I forgot about this incident until this week when at baby bootcamp class we had to run a steep hill which is about 5 or 6 blocks long pushing babies in strollers. I finally ran the entire hill pushing Alex; this only took 5 months of classes to get it done!!  As I was relishing my small victory, one of the other girls reached the top of the hill and asked me, “How long have you been a runner?” I looked at her and was about to say, “Oh, I’m not a runner,” but stopped myself. What am I thinking? Hells yeah, I am a runner!  I just ran over 60K last week, including my second half marathon (which, by the way, I completed in 2 hours 7 minutes, which is 2 minutes faster than my first). I have about 4 running injuries including a stress fracture in my foot from pounding pavement.  I even have a hat and socks that I only use for running long distances.  But, you know, it’s not the gear I own, or the distance I travel each week on foot, how many races I enter, or how fast my pace is that puts a tick in the “I’m a bona fide runner” box in my life.  It’s really about my attitude towards myself and whether I allow myself to be ok with how I look.  Never mind if I deserve any kind of title; there is no such thing as “deserve”.  It just is what it is.  I like running, I look the way I look, and if you want to label that or not it doesn’t matter.  I don’t have a problem being called a “professional” at work or a “good mom” at home, so why should I beat myself up over this area of my life?
I know there are a lot of people out there who think running sucks.  My answer is yes, yes it does.  It feels uncomfortable for the first 20 minutes or even the first 5K for everyone. It’s easy to get injured if you don’t stretch or run properly. But I promise you it gets awesome once you push through that.  Out of curiosity I read a Harvard University health article today to see how running shapes up to some other activities I’ve done in the last year. In half an hour, a 150 pound person burns 150 calories doing yoga, 170 walking at a 4 mph pace, 225 swimming, and 370 running at a 6 mph pace. One pound = 3500 calories.  It just makes sense to me that running is the best use of your limited time for exercise in a day and it’s the best form of exercise to drop weight efficiently.

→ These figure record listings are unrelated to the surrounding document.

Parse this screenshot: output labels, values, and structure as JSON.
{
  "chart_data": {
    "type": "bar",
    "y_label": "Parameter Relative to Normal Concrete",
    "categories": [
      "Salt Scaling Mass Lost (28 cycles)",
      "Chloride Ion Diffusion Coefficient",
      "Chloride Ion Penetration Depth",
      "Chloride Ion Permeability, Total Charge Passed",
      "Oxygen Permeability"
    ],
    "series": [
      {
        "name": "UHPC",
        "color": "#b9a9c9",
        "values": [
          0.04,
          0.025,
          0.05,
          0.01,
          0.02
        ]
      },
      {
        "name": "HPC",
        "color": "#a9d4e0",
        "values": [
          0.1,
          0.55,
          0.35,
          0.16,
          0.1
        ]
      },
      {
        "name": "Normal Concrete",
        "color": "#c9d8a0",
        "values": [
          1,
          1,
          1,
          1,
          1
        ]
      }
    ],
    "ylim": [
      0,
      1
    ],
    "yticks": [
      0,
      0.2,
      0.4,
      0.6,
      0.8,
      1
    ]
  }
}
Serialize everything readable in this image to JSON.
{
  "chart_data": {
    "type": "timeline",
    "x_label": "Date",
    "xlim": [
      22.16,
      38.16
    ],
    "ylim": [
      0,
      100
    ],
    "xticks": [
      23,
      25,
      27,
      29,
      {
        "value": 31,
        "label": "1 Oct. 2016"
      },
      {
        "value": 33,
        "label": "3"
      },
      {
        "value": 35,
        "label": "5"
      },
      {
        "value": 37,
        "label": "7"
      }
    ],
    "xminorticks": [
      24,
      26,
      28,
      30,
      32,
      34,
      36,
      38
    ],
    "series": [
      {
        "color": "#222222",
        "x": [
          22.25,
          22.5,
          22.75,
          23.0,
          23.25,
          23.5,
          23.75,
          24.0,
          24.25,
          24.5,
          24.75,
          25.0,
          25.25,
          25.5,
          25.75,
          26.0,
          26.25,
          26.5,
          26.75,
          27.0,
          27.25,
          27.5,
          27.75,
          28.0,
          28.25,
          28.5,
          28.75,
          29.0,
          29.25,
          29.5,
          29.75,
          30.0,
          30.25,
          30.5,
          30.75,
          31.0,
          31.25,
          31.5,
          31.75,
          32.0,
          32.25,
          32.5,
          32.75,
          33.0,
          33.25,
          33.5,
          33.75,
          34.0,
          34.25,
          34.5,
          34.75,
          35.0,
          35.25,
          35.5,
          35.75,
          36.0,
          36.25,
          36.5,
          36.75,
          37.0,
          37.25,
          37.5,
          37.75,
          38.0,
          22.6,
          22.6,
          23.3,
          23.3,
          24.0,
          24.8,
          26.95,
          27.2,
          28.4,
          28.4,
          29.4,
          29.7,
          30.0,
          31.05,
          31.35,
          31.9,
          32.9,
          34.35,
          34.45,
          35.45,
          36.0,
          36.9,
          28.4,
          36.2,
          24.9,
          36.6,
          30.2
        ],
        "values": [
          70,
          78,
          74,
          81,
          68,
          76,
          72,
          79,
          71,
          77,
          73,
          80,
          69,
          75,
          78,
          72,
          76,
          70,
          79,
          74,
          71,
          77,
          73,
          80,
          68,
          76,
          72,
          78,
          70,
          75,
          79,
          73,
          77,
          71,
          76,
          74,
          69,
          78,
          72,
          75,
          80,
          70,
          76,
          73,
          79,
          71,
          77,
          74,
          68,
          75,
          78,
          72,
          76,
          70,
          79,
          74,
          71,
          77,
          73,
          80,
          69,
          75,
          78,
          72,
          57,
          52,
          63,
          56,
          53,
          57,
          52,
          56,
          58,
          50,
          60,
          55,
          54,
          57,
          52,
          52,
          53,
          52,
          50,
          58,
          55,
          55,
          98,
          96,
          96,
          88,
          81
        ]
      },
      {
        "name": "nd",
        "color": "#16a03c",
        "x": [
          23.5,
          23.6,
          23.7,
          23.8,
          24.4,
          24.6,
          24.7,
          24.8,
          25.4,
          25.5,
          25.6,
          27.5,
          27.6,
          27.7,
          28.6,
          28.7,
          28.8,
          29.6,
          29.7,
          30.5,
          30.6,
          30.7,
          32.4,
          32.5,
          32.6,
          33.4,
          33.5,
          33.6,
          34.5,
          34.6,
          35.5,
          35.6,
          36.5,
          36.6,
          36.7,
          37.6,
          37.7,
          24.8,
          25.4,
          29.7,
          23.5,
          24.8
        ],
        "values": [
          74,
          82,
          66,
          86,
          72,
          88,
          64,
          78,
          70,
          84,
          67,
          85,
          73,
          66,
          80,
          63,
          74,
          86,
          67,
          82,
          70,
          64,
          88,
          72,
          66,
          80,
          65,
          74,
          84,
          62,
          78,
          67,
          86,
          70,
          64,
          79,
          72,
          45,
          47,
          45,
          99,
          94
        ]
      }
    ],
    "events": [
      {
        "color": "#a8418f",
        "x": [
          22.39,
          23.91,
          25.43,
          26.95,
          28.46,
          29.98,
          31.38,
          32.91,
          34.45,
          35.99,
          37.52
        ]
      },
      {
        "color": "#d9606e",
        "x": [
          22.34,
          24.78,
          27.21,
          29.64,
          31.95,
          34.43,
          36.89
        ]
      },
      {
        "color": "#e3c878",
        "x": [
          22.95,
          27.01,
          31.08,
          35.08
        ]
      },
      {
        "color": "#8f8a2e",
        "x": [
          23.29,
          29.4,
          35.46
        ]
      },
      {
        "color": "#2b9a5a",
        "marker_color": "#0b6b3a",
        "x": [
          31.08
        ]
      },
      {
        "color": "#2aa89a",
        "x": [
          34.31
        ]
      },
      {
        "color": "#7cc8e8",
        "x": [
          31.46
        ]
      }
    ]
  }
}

I’ve got my name down for a run clinic starting in a couple weeks, I entered the registration lottery for San Francisco’s Nike Women’s Half Marathon in October, and I have plans to run another half marathon this fall in Victoria.  One of the best things that’s happened to me since I started running long distances was proving to myself that I can do something I never thought I was capable of physically doing. My mindset around running for 2 hours or more and 20K or more at a time is now, “yup, it’s totally doable, and even a little fun.” So onwards and upwards for me and running. 

At the Goddess Run in Victoria, smiling because we just passed the 20K marker

Meeting up with friends after the race. These two sisters are so inspiring...I think this was their 14th half marathon and they  finish 10-30 minutes faster than me! 
My training and race day partner, and fellow momma of a 7 month old. We pushed our babies 14K  on some days to train for this half marathon. Well done my friend!!